A spokesperson for ICE said its employees “are grappling with a 1,300% increase in assaults, a 3,200% increase in vehicle attacks and a staggering 8,000% uptick in death threats as they put their lives on the line to arrest murderers, rapists, pedophiles, and gang members.”
The ICE agent who was allegedly hit by the spit identified Heier’s photo in a lineup, along with a second agency official. Chicago cops arrested Heier Tuesday as he left his Lincoln Park apartment, and he was ordered released from custody during his first court hearing Wednesday.
The alleged spitting incident at O’Hare came a week after President Donald Trump announced he was sending ICE agents to airports across the country to assist with security amid the fight over DHS funding.

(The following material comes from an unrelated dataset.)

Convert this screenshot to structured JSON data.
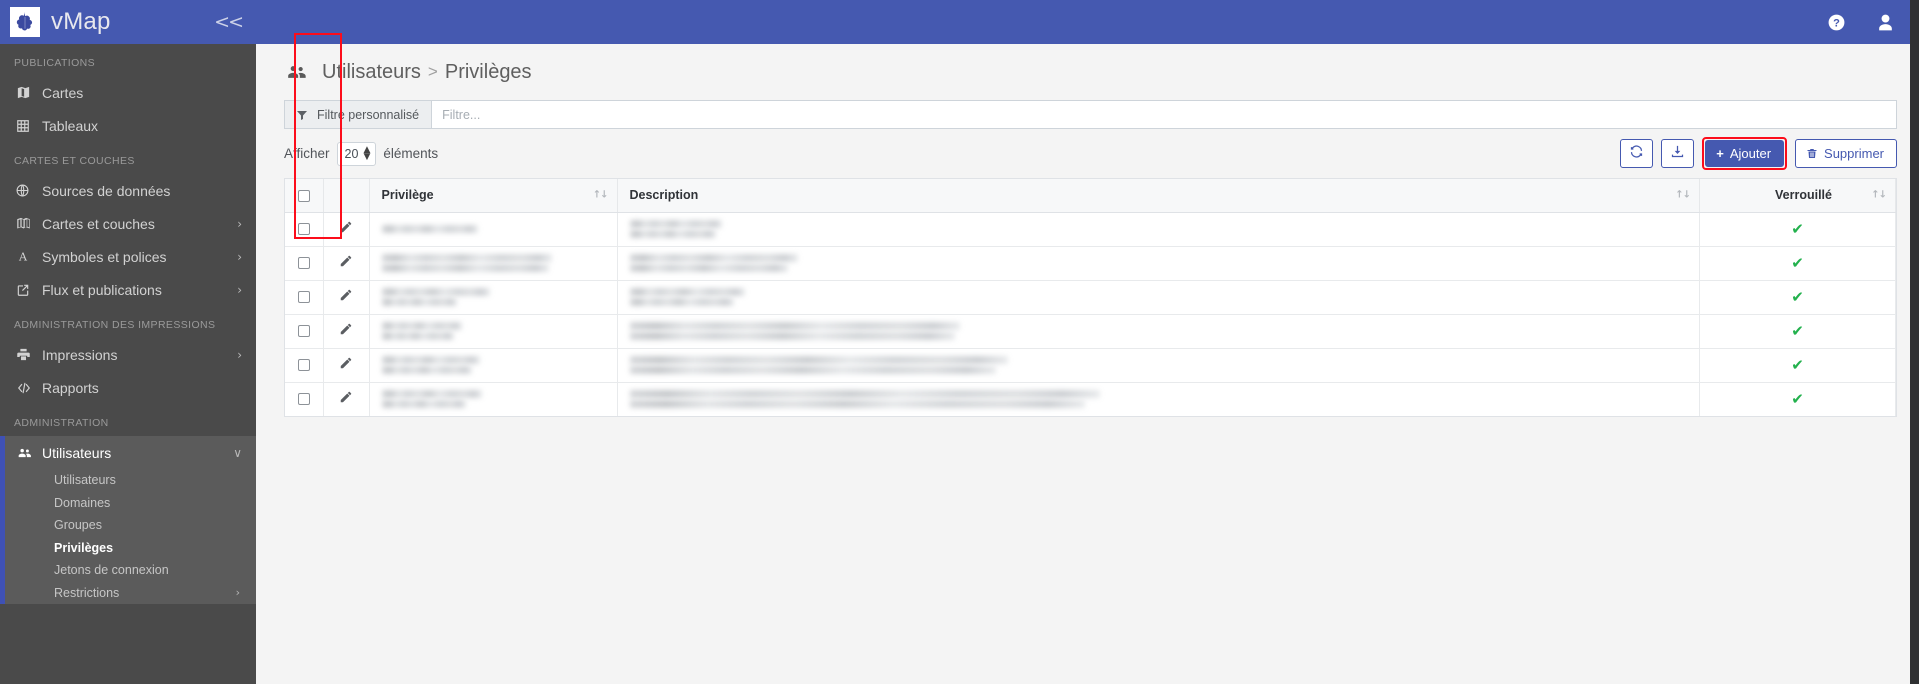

The resulting government shutdown has led to long lines at airports and staffing issues among TSA agents, who went unpaid from mid-February until Trump signed an executive order giving them back pay last week.
Employees of other DHS agencies, including ICE and Customs and Border Protection, have continued to earn paychecks because they’re being funded by Trump’s domestic policy bill passed over the summer.
The shutdown was prompted by Democrats’ unanswered calls for reforms after two U.S. citizens were fatally shot during an aggressive deportation campaign in Minnesota earlier this year.
Meantime, Cook County State’s Attorney Eileen O’Neill Burke has faced mounting calls to investigate and prosecute immigration agents who carried out a similar operation in the Chicago area. She has said she’s legally handcuffed when it comes to targeting the feds, even as legal efforts have been launched to install a special prosecutor in her office to do just that.
A spokesperson for the state’s attorney declined to comment on Heier’s case and the decision to charge him with a felony.
Heier’s attorney, Sheppard, said his client’s alleged actions fall under the “broad gambit of freedom of expression.”
“He’s a very good young man who does well in college, never had any type of arrest for anything before,” Sheppard said.